Pavement performance modeling is an important element of a pavement
management system. Nearly 95% of the service level of road pavement is related to
surface roughness, in other words surface roughness is the main variable that
greatly affects the serviceability of road pavement. In this study, an analysis of the
flooding’s effect, traffic, and maintenance history on the deterioration of pavement
conditions in the future was carried out. The analysis was carried out on all
national road sections in Bengkulu province. Road sections are categorized as
segments affected by flooding and segments not affected by flooding according to
the traffic category and maintenance history. The pavement condition parameters
used in this study are the IRI (International Roughness Index) and PCI (Pavement
Condition Index) values. Analysis of changes in pavement conditions in the future
using the Markov Chain model. Later a comparison will be made between
determining pavement conditions using random numbers from the LCG (Linear
Congruential Generator) and those with the highest probability. In addition, the
results of future pavement conditions with Markov Chain will be compared to the
results of pavement conditions according to IRMS V.3. The determination of the
treatment that will be carried out refer to the IRMS V.3 flexible pavement decision
tree.
Based on statistical analysis, it can be concluded that if handling is carried out, the
flooded segment and the segment not affected by floods have no difference in
pavement condition values. Meanwhile, if no action is taken, the flooded segment
and the segment not affected by floods will have different pavement conditions.

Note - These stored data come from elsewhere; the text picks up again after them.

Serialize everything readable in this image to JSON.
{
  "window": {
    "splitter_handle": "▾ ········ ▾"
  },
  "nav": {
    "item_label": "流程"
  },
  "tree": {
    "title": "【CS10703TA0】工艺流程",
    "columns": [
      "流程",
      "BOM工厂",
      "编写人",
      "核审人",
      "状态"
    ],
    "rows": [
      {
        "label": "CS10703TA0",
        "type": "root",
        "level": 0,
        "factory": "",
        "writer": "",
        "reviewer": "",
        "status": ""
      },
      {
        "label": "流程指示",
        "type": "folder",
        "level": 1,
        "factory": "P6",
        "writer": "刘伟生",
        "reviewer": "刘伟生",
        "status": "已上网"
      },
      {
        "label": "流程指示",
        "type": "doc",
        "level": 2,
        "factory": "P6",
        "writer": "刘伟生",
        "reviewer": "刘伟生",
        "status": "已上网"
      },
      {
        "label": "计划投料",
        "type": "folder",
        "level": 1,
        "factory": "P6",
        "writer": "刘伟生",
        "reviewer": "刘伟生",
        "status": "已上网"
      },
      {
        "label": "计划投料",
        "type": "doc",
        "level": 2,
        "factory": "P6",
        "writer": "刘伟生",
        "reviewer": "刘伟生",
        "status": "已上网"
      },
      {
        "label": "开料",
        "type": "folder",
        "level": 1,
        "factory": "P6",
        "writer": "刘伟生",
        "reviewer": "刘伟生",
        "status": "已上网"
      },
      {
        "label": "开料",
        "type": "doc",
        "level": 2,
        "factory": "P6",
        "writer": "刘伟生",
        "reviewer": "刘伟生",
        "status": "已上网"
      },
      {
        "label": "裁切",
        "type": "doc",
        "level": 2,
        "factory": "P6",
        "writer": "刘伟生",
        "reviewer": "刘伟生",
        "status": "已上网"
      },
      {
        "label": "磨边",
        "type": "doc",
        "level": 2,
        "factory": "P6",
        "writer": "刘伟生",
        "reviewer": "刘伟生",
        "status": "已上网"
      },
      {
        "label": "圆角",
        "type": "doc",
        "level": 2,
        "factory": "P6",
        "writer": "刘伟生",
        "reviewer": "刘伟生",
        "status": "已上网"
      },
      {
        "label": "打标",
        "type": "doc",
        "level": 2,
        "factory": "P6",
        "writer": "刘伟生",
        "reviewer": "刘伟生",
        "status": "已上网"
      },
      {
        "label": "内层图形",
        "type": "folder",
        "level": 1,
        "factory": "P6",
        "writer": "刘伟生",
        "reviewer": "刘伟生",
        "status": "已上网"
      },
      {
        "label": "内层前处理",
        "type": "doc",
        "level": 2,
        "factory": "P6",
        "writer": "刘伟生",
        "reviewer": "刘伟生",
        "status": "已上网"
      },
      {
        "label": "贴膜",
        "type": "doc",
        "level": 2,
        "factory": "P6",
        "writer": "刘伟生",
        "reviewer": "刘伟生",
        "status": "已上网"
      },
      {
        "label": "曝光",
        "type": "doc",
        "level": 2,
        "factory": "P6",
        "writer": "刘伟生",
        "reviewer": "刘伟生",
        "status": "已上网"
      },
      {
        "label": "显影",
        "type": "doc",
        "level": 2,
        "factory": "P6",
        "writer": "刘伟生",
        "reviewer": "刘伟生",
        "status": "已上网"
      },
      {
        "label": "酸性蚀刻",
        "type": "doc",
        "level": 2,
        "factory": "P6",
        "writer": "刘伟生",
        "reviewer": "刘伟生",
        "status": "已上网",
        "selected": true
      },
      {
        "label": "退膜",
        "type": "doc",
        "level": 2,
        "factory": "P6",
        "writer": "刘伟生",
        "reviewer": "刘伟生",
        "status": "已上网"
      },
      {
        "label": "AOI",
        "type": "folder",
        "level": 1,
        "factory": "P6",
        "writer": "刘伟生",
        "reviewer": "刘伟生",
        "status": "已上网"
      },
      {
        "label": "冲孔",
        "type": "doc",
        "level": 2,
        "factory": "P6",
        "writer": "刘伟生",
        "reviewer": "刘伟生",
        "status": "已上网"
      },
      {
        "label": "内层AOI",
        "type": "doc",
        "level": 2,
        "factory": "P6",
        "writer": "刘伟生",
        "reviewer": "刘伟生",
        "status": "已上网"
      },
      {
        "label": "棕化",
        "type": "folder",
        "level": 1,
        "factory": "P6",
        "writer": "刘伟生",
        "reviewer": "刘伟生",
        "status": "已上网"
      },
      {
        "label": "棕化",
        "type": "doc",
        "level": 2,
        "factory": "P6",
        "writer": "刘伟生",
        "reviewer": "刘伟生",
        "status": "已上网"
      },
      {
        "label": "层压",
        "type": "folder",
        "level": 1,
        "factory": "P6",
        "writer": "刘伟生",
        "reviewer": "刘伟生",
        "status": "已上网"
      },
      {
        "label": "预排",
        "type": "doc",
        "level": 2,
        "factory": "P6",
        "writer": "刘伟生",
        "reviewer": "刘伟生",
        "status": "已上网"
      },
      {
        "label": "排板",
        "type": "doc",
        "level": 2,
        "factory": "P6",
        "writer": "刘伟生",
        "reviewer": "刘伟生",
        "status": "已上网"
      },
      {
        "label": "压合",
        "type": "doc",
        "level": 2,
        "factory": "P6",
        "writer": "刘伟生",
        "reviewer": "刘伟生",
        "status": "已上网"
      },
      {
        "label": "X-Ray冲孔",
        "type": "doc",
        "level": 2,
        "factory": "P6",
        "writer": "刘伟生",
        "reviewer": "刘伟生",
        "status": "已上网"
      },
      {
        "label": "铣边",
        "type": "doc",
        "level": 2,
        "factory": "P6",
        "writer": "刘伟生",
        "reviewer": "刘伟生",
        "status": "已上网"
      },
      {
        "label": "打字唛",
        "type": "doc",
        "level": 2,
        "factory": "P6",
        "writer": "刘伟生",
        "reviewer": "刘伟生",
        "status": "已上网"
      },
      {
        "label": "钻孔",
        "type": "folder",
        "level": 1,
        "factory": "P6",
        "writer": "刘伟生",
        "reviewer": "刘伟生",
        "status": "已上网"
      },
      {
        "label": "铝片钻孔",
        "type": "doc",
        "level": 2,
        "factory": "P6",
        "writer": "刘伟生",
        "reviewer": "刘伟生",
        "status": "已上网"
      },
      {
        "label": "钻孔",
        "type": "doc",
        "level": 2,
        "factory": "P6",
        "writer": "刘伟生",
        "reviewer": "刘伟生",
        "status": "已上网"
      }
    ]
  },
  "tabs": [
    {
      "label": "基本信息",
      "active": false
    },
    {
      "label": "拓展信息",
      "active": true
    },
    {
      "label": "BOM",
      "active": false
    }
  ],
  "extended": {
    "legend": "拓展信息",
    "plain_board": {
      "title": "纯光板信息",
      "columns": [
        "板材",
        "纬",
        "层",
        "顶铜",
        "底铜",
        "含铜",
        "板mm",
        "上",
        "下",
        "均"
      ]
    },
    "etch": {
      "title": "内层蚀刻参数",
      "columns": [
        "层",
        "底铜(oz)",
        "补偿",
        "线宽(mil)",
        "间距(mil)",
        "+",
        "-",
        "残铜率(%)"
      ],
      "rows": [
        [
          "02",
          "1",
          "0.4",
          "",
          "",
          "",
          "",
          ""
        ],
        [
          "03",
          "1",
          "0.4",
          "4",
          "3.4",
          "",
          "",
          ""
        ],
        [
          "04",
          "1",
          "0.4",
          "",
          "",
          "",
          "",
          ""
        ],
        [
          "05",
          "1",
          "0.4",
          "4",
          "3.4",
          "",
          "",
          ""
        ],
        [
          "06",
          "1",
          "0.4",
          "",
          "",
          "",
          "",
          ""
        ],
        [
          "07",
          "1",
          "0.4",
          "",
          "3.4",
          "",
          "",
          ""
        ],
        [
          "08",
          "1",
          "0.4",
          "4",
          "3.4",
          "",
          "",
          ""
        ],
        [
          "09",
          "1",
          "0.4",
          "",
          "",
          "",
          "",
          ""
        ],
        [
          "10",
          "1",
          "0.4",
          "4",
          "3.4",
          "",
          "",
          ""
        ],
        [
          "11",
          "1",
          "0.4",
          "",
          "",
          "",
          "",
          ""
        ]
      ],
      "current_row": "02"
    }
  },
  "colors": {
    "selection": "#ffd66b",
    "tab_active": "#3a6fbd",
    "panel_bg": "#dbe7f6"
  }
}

Based on the resulting transition probability matrix (MPT), traffic category
conditions affect the level of decrease or increase in pavement conditions where
high traffic has a higher rate of decline in pavement conditions than medium traffic
and low traffic. The conditions between the flooded and non-flooded segments are
also different in terms of changes in pavement conditions where the flooded
segment has a faster rate of decline than the non-flooded segment.

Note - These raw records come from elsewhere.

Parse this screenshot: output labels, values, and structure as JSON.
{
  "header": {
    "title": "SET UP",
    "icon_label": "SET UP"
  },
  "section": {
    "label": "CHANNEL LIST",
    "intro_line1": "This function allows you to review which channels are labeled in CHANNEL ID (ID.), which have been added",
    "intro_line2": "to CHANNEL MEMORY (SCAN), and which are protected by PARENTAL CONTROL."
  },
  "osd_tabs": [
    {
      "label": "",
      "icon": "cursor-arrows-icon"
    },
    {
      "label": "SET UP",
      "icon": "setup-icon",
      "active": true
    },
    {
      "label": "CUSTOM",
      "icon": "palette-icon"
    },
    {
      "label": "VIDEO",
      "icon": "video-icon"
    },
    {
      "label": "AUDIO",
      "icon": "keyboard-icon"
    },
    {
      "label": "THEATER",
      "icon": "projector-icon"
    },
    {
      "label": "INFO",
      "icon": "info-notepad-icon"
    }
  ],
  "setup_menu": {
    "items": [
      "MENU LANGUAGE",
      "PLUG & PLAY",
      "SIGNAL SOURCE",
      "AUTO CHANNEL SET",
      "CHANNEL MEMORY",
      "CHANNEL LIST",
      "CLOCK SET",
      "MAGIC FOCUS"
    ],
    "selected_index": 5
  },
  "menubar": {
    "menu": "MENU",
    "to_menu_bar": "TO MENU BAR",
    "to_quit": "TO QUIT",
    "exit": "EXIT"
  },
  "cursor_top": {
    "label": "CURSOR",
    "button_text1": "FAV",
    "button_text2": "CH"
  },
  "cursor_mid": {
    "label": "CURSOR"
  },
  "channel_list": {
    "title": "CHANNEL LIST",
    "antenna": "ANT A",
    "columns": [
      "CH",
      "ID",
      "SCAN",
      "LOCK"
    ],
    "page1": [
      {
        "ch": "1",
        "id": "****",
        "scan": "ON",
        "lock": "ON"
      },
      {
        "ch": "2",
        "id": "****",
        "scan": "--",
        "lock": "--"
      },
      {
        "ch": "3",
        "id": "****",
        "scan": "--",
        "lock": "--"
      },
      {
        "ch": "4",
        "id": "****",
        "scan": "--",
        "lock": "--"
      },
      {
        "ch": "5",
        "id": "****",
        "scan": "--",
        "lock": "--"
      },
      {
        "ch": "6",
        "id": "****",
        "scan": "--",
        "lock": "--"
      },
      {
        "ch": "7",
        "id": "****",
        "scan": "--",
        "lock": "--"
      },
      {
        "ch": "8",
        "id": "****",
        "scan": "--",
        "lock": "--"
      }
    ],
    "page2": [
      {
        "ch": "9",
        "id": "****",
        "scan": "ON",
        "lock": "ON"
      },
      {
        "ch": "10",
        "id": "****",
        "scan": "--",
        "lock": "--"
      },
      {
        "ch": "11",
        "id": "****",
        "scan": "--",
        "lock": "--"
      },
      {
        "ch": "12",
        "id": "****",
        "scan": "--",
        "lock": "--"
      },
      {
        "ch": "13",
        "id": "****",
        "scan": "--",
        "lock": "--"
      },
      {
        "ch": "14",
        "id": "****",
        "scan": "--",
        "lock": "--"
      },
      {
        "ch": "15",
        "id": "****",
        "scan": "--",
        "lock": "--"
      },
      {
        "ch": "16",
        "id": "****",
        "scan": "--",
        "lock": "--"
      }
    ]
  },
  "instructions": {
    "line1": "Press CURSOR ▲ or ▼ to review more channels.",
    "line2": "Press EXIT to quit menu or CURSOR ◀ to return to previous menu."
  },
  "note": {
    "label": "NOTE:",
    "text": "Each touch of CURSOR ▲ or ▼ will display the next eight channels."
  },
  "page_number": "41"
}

In the analysis of changes in pavement conditions in the future, the comparison of
the number of handling decisions given to Markov Chain using random numbers
and Markov Chain with high probability has little difference. Likewise, if the
Markov Chain has the highest probability compared to IRMS V.3, it also shows
different results, where the deterioration of pavement conditions, both IRI and PCI,
is faster so that more frequent handling is carried out than using IRMS V.3, which
tends to decrease road conditions more slowly.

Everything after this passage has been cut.